At some point after losing A, when I had begun to consider the possibility of dating again, I started to listen to the stories of others who had traveled that path before me.
Some called their next loves their “chapter 2”, but that phrase never sat well with me. To me, a Chapter 2 would indicate that I had moved on, and I knew if I were to ever love again, I wouldn’t be moving on, but moving forward.
Others seemed to struggle with finding love again (or even wanting to). They suffered from complicated grief and were stuck in the mourning phase for multiple reasons such as losing their partners to suicide, discovering their spouses had been cheating on them. while still alive, or feeling guilty because they were relieved at their loved one’s passing.
Then there were still others who had been able to open their hearts and love again. The most enlightening thing I heard from those people I hoped to be most like, was that much like giving birth to a second child didn’t make you love your first any less, finding someone new after loss expanded their battered hearts to allow even more love in, not push out its previous resident. It didn’t take away what they had before, but rather added to it, changed it, made it somehow “more”.
It took me awhile to find someone I felt worth hanging onto when I did finally venture out into the dating world. Most of my dates ranged from mediocre to downright dreadful. (I have laughed with some of you over my horror stories, so you know what I mean.) I wasn’t merely dating to not be alone. I wanted to find that someone who helped me to not be lonely. The two are not the same. And I made a promise to myself that I would rather be alone than be with the wrong person simply so I wouldn’t be. (Because to me, being lonely with someone is much worse than simply being alone.)

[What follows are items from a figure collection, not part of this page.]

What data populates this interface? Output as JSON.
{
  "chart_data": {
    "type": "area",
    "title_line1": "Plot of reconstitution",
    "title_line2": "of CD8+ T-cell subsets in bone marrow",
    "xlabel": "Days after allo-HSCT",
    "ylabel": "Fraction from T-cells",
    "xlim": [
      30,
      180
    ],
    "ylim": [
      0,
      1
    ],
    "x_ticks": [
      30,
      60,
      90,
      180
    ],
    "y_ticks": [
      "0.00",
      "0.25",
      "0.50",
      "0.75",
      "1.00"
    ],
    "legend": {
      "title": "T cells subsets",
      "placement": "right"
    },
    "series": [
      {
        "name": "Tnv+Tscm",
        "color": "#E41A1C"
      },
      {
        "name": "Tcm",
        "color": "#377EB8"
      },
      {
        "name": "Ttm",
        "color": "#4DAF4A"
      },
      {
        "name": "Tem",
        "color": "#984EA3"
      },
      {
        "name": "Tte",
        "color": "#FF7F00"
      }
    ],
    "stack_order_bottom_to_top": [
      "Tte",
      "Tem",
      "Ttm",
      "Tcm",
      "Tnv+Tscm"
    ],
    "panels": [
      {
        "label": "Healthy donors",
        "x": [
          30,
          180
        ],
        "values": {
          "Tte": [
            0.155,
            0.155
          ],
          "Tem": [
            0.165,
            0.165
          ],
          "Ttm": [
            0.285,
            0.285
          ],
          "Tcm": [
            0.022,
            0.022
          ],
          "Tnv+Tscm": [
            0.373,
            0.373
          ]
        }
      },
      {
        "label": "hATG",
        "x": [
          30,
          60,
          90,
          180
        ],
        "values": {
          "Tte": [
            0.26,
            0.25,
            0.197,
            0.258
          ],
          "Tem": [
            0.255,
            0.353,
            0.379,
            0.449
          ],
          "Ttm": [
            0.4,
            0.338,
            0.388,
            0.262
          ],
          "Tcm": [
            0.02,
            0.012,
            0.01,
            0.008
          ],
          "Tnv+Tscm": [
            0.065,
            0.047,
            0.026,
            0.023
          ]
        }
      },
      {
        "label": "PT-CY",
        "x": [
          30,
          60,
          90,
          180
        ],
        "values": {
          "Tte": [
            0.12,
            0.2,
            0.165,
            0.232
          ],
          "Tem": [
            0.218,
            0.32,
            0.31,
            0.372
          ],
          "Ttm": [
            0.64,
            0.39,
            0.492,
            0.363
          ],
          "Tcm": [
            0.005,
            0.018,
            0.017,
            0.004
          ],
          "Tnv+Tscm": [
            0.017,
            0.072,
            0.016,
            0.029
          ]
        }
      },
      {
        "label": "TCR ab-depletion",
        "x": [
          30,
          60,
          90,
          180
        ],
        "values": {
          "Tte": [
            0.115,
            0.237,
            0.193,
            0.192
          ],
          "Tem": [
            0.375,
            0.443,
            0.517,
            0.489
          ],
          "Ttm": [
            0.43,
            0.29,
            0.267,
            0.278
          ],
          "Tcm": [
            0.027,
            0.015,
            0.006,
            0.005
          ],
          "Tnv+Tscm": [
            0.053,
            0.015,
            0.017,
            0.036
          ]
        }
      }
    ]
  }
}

When I first met S, he struck me as sweet and genuine, and even somewhat awkward. Our first date was merely drinks and conversation as I had an early start planned the next day. Strangely, he was the one that kept an eye on the clock and, when the time came that I had said I needed to leave, he gently pushed me out the door toward home.
He contacted me later on to arrange another date and I accepted, telling him at the time that he had the dubious distinction of being the only person that had gotten past the first date. Two dates turned into three, which turned into more dates and then spending whole afternoons together, and before I knew it, I had somehow gone from dating to being in a relationship. I learned the awkwardness I had witnessed was actually him treading lightly because he knew I needed to take things slow. And although it took me awhile to admit it to myself, I eventually realized that I was in love.
With this realization came guilt that I wasn’t expecting. I had falsely believed that by waiting so long and being so selective about who I gave my shattered heart to, I wouldn’t have anything to feel guilty about. The funny thing about guilt – and grief – is that we don’t exactly get to pick and choose when the feeling hits us. Or how.
You see, part of the guilt was rooted in the fact that on some level, I still feel married, which means that being with someone new feels like infidelity. As A was my only real relationship, just being with someone who isn’t him has been strange. This to me is only normal.
But the other guilt I have been feeling has more to do with the fact that I sometimes feel it’s unfair to S that I still love A. Which perhaps isn’t so normal. Popular opinion will tell you that you can’t love two men at the same time, yet that is exactly what I’m doing. I’m fortunate that S seems to understand the reality of this even more than I do.
I’m even more fortunate that he still wants me in his life knowing that I will always love A. If the situation were reversed, I’m ashamed to say that I’m not sure I could handle it. I mean, heck, while watching The Incredibles and hearing S comment on Elastigirl’s figure, I got jealous. No joke. I was jealous of a cartoon character.
So I can’t even imagine what my feelings would be if he still loved another woman. Which makes me even more grateful that it looks like I chose wisely. Because if I’m going to love two men, I suppose it’s best that the second one harbors no hard feelings towards the first. Because that would really be awkward.